Chi ha paura dei negazionisti?

Prendersela con il negazionista è ormai diventato lo sport nazionale ma, soprattutto, è diventato un ottimo escamotage per respingere attacchi e critiche di ogni tipo, soprattutto in ambito istituzionale e scientifico. Il più accanito contro il negazionista è il giornalista (?) post-moderno che, con quell’aria di sufficienza e di superiorità crede di avere la verità in tasca e di essere dalla parte giusta, a ogni piè sospinto lo prende di mira e lo addita come problema o pericolo collettivo, a seconda dei casi. Quello che il giornalista post-moderno ignora (perché è mediamente ignorante) è che il negazionista si forma e prende corpo quando le informazioni che vengono diffuse dai media per cui lavora e dalle istituzioni che lo controllano sono frammentate, incomplete, contraddittorie, altalenanti, nebulose, rarefatte, ambigue, false. In questi non-detti, in questi spazi vuoti, in queste tesi poco plausibili, nella loro contraddittorietà si apre lo spazio perché il negazionista possa insinuarsi. Le vere fake news, infatti, sono quasi sempre quelle veicolate dai media ufficiali che hanno ormai come obiettivo principale non quello di informare il proprio pubblico ma di aumentare il numero di click sui titoli delle proprie notizie (da qui l’origine dei titoli svianti ed enfatici che quotidianamente siamo costretti a leggere) e di like sui propri social.
A me i negazionisti non solo non fanno alcuna paura ma li ritengo anche meno pericolosi di alcuni esponenti delle istituzioni, dei media ufficiali e delle opinioni dominanti da essi veicolate per le seguenti ragioni:
1. il negazionista ha il coraggio delle proprie affermazioni e può essere sgamato in qualsiasi momento, l’allineato no, è un vigliacco, perché si nasconde dietro la maggioranza, la scienza, le istituzioni, i titoli di studio e quant’altro possa essere utilizzato come uno scudo contro qualsiasi obiezione. Il negazionista, messo alla prova, non può che arrendersi, all’evidenza, alle argomentazioni, alle prove scientifiche che le persone sagge e competenti possono addurre e che non lasciano spazio ad opinioni o diverse interpretazioni;
2. il negazionista è il capro espiatorio perfetto.

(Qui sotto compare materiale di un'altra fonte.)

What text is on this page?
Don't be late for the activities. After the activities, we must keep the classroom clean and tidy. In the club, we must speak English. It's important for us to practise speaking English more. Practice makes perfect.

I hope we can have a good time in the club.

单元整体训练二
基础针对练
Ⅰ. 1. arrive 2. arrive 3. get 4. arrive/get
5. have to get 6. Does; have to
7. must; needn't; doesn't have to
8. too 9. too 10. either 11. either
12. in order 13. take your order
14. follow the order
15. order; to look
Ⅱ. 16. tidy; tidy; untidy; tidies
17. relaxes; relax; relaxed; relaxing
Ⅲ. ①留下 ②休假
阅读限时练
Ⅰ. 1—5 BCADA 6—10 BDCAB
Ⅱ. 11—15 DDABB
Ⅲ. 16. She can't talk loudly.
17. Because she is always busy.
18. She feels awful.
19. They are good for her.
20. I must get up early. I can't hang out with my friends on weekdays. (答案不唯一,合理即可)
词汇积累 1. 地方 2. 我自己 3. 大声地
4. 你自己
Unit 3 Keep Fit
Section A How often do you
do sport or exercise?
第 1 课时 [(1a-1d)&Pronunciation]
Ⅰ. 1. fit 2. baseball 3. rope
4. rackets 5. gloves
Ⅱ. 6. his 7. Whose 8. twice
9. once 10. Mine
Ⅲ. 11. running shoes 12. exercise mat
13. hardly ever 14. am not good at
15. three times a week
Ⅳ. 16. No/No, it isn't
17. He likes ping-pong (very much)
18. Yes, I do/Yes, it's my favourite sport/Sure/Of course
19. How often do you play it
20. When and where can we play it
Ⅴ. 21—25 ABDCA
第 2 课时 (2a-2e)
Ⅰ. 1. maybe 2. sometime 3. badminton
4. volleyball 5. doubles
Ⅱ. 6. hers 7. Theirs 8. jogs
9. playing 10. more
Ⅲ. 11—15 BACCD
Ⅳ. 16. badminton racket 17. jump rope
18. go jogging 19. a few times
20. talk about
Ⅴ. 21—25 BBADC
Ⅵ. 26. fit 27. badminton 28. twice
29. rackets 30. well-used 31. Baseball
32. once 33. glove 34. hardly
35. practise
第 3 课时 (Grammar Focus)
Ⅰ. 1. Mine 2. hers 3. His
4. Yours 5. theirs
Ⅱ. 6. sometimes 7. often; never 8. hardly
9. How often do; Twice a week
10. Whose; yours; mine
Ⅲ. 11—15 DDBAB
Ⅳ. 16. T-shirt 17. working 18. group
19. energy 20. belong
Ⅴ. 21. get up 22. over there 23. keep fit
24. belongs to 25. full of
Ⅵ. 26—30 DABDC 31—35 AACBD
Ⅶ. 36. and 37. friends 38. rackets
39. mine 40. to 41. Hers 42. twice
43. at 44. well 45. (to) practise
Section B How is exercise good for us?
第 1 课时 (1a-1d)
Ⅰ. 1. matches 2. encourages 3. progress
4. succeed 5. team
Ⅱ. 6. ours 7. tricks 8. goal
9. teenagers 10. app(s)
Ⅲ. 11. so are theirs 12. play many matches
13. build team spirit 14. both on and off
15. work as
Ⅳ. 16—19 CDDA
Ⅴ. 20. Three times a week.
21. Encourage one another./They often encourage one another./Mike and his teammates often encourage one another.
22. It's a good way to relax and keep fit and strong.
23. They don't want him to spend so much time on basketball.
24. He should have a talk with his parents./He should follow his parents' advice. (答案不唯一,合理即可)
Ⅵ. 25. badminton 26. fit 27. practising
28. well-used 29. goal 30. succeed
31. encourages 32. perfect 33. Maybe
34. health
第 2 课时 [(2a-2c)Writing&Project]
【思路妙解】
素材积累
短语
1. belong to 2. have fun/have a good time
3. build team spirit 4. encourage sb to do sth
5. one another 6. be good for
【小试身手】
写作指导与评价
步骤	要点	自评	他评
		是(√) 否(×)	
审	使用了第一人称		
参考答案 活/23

Spesso, quando l’allineato non sa come uscire dal vicolo cieco in cui si è cacciato, in seguito alle proprie affermazioni, non gli resta che tacciare il proprio interlocutore di negazionismo e il gioco è fatto. La maggior parte dei non negazionisti che sono contemporaneamente anche non allineati (cioè persone equilibrate che sono ancora capaci di far funzionare il proprio cervello e dunque di ragionare) non hanno diritto di esistere. In un paese di ultras come il nostro, fatto di approcci dualistici ai problemi, non appartenere ad alcuna delle due categorie è veramente difficile, se non ci si autodichiara si viene iscritti d’ufficio;
3. i negazionisti usano parole semplici, accettano il confronto, si mettono in gioco senza problemi, mentre gli allineati si trincerano dietro le parole difficili, si rifugiano nel tecnicismo e dunque tendono a snobbarli, con la loro supponenza pensano di non potersi abbassare al loro livello, di non poter perdere tempo a confrontarsi. Sono democratici per principio ma poi credono che per poter esprimere opinioni serva mostrare l’attestato, la qualifica;
4. il negazionista può rappresentare un’opportunità per battere nuove strade, ovviamente per chi è disposto a mettere in discussione se stesso e le idee che sostiene. Nelle tesi del negazionista, come in qualsiasi altra, infatti, c’è sempre un barlume di verità, uno spicchio di eresia, un campanello d’allarme, in grado di insinuare quella pulce nell’orecchio che, se indagata, può consentire di allargare il proprio punto di vista o di cogliere un segnale d’allarme. Molti scienziati, molti ricercatori che sono stati tra i fautori di importanti scoperte che hanno consentito all’umanità di evolvere e di aprire lo sguardo verso nuovi orizzonti potrebbero essere considerati dei negazionisti, se osservati con lo sguardo odierno, soprattutto se si considerano le condizioni sociali e ambientali nelle quali si sono trovati ad agire e ad esprimersi.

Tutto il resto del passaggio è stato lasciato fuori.